A criatividade nasce da angústia, como o dia
nasce da noite escura. É na crise onde surge a inspiração, as descobertas e as
grandes estratégias. Quem supera a crise, se supera a si mesmo sem ter sido
superado.
Quem atribui à crise suas falhas e
dificuldades, trai seu próprio talento e dá mais valor aos problemas que às
soluções. A verdadeira crise é a crise da incompetência.

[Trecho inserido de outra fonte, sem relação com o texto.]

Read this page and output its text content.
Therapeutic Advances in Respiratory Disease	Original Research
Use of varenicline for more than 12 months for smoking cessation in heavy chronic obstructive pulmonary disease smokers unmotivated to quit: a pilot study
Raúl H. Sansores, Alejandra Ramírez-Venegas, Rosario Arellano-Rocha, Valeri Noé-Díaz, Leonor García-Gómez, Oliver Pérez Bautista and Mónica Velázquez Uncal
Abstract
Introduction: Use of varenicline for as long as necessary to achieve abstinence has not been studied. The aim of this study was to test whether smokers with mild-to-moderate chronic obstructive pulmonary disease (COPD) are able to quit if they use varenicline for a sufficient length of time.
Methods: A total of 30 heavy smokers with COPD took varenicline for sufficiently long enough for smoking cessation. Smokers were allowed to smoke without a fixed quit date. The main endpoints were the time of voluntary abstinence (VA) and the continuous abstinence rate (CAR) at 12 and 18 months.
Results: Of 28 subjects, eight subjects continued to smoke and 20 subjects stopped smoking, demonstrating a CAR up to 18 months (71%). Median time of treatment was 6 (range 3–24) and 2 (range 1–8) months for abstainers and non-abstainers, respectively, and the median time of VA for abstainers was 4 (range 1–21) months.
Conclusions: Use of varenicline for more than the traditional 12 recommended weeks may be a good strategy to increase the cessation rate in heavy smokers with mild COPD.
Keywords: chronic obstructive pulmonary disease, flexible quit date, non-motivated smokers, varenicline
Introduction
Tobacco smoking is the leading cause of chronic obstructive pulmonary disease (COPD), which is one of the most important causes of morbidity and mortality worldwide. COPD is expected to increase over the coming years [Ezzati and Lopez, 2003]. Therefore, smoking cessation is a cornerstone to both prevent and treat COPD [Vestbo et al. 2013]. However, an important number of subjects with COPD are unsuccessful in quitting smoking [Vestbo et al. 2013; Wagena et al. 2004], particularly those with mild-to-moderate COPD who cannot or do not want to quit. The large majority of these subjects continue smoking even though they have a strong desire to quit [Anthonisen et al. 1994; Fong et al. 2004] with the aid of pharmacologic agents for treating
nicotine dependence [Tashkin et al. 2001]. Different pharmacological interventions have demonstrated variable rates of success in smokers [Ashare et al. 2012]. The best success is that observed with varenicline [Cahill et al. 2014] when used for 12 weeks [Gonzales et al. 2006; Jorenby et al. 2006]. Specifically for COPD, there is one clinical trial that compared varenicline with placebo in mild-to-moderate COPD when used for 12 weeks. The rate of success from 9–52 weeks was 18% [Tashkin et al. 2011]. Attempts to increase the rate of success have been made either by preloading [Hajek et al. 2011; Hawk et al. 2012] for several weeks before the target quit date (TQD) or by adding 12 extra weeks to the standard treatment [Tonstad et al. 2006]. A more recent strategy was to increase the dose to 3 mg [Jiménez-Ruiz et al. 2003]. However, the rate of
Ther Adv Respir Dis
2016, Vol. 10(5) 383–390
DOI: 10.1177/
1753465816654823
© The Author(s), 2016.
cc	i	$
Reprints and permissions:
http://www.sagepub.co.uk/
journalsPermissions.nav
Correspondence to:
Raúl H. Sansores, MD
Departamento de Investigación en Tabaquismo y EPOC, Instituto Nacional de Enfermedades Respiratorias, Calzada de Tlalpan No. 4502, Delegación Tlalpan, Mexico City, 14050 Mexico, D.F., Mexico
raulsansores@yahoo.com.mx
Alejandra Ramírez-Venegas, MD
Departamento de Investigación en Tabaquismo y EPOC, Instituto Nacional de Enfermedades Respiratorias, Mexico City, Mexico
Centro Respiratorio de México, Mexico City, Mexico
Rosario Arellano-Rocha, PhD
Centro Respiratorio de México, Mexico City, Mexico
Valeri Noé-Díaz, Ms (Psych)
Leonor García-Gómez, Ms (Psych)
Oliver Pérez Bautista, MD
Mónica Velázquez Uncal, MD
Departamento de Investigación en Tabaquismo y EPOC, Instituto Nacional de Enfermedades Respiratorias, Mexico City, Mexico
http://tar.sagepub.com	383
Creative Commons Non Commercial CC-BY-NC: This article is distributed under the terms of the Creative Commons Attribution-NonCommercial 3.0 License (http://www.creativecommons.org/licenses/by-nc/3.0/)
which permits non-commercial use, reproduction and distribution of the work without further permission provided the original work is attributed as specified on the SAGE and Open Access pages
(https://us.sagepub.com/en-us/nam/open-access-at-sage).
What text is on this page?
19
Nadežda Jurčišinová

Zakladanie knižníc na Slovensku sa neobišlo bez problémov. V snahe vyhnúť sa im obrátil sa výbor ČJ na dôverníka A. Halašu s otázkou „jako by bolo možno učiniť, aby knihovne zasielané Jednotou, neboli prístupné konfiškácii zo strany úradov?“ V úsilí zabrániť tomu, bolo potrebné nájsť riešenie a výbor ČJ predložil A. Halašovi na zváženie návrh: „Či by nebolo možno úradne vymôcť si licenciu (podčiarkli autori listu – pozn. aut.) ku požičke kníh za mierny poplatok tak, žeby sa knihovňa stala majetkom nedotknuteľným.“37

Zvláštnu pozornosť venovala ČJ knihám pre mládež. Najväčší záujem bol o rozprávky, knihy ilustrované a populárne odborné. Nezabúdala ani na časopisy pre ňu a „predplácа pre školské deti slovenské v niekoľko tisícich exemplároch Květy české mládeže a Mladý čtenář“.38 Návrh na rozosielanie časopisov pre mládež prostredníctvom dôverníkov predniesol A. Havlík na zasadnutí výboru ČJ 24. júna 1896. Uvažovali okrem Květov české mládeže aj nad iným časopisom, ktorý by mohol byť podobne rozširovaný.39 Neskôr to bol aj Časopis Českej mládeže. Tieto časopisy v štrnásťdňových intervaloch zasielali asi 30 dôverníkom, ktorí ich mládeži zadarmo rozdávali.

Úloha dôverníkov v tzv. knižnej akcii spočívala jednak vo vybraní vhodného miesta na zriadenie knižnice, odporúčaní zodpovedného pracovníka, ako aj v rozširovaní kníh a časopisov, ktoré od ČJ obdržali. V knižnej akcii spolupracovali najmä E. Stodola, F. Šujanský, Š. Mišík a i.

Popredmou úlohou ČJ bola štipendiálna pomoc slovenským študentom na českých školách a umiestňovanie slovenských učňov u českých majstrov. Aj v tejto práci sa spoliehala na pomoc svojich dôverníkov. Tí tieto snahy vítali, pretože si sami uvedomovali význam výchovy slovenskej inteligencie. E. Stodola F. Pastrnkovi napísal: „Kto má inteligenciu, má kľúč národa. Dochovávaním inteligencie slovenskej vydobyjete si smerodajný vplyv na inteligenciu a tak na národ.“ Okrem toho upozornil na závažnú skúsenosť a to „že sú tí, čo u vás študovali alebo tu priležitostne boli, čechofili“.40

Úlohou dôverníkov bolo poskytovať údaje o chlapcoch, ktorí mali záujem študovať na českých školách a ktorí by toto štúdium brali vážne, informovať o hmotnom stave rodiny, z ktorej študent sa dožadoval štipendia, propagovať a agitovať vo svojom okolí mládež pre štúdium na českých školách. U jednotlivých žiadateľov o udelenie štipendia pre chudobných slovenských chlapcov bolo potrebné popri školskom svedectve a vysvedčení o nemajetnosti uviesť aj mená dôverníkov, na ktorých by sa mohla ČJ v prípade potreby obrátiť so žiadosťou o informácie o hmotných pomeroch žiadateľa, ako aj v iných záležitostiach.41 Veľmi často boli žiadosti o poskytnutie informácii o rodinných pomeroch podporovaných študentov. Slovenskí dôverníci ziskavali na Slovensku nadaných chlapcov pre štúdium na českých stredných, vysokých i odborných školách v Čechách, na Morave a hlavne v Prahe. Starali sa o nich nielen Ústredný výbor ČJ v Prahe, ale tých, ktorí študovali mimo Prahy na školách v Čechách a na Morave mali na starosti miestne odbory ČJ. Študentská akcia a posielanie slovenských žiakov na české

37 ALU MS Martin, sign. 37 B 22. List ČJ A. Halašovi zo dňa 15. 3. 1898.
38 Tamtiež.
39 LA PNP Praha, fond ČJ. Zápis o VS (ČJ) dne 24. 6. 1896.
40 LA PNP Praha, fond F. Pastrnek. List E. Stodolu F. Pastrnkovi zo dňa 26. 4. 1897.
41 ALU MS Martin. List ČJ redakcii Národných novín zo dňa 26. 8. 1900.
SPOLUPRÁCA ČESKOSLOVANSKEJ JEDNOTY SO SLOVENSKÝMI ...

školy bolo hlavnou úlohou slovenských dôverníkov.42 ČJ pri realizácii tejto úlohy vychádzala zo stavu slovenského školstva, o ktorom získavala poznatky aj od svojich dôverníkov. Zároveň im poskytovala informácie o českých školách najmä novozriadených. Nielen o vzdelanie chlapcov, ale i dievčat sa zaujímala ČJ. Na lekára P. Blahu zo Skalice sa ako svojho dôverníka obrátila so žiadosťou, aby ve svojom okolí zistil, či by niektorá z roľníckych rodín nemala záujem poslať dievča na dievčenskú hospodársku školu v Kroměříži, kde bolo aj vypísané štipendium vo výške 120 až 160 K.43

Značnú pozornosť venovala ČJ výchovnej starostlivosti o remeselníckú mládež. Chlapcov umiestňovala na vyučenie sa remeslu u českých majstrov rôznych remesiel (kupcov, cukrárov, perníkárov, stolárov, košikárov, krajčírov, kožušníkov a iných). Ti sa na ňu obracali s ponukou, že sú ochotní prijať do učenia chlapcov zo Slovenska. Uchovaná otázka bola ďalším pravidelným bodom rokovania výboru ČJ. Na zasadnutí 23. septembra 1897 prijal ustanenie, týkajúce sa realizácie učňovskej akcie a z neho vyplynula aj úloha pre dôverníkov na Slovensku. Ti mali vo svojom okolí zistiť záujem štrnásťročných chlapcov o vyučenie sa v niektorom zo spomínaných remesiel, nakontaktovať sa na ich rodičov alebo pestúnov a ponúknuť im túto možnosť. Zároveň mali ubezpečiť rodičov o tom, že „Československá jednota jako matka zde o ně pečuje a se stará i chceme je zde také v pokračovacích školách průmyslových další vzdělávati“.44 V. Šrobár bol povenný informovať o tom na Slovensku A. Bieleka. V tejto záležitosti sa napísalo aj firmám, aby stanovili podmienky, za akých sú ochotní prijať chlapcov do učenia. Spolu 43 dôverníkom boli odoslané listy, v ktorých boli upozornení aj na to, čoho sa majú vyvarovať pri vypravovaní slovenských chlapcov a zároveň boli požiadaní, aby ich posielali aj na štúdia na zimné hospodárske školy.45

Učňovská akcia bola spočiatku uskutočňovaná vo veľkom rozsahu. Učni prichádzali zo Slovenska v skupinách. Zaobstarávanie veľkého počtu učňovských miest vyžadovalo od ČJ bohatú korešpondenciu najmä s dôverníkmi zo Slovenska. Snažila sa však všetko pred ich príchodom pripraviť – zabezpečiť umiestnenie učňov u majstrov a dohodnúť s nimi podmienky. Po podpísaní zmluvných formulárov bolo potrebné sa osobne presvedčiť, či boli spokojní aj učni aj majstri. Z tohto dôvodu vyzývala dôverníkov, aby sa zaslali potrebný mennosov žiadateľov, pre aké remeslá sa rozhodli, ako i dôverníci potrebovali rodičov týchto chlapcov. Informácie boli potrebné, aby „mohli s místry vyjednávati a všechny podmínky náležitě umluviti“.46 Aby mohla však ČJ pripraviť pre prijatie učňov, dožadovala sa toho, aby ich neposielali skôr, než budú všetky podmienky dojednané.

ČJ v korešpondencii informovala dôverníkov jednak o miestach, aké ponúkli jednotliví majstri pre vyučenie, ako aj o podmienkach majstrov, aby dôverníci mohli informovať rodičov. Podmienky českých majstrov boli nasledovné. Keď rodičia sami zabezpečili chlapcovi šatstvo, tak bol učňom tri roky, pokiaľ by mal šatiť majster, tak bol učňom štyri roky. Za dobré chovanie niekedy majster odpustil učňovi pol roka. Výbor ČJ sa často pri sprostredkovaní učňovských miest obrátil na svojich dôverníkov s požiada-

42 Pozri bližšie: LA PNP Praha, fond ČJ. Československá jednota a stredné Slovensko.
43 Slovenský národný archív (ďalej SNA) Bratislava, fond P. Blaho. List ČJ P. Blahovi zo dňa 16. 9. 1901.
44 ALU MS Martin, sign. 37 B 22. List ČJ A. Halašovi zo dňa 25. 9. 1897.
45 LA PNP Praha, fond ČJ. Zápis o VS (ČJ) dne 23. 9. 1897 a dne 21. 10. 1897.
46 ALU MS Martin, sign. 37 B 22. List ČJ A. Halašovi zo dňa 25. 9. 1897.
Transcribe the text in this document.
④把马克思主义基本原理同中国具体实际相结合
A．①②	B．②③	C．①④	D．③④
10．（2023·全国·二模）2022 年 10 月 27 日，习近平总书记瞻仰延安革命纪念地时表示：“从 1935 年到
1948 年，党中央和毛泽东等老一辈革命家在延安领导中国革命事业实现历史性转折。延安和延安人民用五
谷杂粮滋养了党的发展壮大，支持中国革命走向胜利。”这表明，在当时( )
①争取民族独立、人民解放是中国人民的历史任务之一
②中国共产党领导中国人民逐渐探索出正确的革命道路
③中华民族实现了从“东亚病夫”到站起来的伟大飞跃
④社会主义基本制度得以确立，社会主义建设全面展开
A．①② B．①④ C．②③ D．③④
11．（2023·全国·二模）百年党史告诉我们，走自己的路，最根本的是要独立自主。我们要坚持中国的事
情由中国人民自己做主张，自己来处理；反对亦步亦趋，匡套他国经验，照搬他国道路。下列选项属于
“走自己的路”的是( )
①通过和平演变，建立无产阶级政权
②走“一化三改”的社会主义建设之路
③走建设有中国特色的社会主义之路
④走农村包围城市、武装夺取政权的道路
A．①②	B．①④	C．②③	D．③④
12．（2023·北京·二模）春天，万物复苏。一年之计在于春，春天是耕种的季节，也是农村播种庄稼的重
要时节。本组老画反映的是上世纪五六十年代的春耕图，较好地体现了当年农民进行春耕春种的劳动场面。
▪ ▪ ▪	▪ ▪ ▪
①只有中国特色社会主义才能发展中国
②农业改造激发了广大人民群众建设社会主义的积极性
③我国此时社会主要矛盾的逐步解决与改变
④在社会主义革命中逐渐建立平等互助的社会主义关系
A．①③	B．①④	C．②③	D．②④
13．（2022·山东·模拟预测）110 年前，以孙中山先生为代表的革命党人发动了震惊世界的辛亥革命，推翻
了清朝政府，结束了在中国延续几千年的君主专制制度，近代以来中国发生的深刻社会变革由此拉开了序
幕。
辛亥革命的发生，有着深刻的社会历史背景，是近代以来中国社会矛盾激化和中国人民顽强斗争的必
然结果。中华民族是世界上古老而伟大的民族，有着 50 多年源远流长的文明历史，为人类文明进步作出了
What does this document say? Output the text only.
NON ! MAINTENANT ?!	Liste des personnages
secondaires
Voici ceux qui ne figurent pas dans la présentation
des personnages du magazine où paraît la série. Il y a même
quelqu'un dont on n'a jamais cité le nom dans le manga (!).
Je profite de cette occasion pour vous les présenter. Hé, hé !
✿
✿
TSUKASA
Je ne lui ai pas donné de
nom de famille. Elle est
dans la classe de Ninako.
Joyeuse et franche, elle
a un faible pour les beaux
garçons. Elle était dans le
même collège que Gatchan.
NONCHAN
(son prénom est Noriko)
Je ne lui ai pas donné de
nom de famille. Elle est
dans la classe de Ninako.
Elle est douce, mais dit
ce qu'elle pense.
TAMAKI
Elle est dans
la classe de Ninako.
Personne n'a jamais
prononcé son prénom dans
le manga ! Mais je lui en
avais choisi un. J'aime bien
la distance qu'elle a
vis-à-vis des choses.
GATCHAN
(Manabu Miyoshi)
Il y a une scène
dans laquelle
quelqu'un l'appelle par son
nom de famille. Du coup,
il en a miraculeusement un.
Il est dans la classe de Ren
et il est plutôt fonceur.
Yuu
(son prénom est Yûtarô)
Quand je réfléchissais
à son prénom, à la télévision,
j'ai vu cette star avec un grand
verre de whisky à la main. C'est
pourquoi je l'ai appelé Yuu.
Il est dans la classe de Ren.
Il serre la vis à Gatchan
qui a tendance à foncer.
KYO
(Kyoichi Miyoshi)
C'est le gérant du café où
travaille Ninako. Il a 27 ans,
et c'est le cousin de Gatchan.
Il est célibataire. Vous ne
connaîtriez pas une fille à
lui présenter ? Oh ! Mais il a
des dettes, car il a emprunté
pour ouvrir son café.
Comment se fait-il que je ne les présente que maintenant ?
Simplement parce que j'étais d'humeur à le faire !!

O inconveniente das pessoas e das nações é a
inércia no buscar soluções e vias de saída. Sem crise não há desafios, sem
desafios a vida é uma rotina, uma lenta agonia. Sem crise não existe mérito. É
na crise onde emerge o melhor de cada um, porque sem crise todos os ventos são
somente leve brisas. Falar de crise significa incrementá-la, e calar na crise é
exaltar o conformismo. Em lugar de tudo isso, trabalhemos duramente. Acabemos
de uma vez com a única crise perigosa, que é a tragédia de nãor querer lutar
para superá-la.”
São, sem dúvida, palavras de estímulo e de
esperança, que convidam a levantar-se de novo e dar o melhor de nós mesmos, sem
deixar-nos vencer pelo medo e pelo desalento. É possível que, para a economia e
a política, estas palavras deem no branco e indiquem os caminhos adequados para
sair da crise. Não obstante isto, não me parece que se possa dizer o mesmo a
respeito da crise da vida religiosa e da vida espiritual. Acolher-se aos
recursos da vontade e da inteligência do ser humano é justo; convidar a
elaborar projetos eficazes e a desenvolver uma criatividade que nos faça
capazes de enfrentar os desafios do presente, tem sentido e é indiscutivelmente
razoável. No entanto, devemos ser conscientes de que não serão nossos projetos que
nos salvarão. Necessitamos beber de uma fonte de água viva que brote de veios
muito mais profundos nas quais o homem não faz, mas se deixa fazer, onde não
escolhe, mas aceita ser escolhido, onde não experimenta sua sabedoria e sua
força, mas sua insensatez e sua debilidade. O caminho de saída não se encontra
voltando para trás, à situação precedente, ou projetando-se para adiante, mas
aprofundando na crise presente, descendo a suas raízes, àquela profundidade
onde as coisas se veem de modo diferente, a agitação e o medo se acalmam e a
oração do pobre começa a alçar-se mais pura, mais humilde e mais verdadeira. A
partir dela podemos voltar a empreender o caminho.
            Esta
via que surge a partir de baixo e que Teresa percorreu até o último dia de sua
vida, a vida do mistério pascal, se pode empreender só quando se experimentou
que os outros caminhos são becos sem saída ou sendas que se perdem no nada. É
um caminho que tem como bastão a oração e como alforje o perder-se a si mesmo,
e por isso, se parece ao caminho dos discípulos de Jesus, chamados a deixar tudo
para andar atrás daquele no qual creem e do qual esperam tudo. Um caminho no
qual – como escrevia o beato Newman em sua magnífica poesia “A coluna de nuvem”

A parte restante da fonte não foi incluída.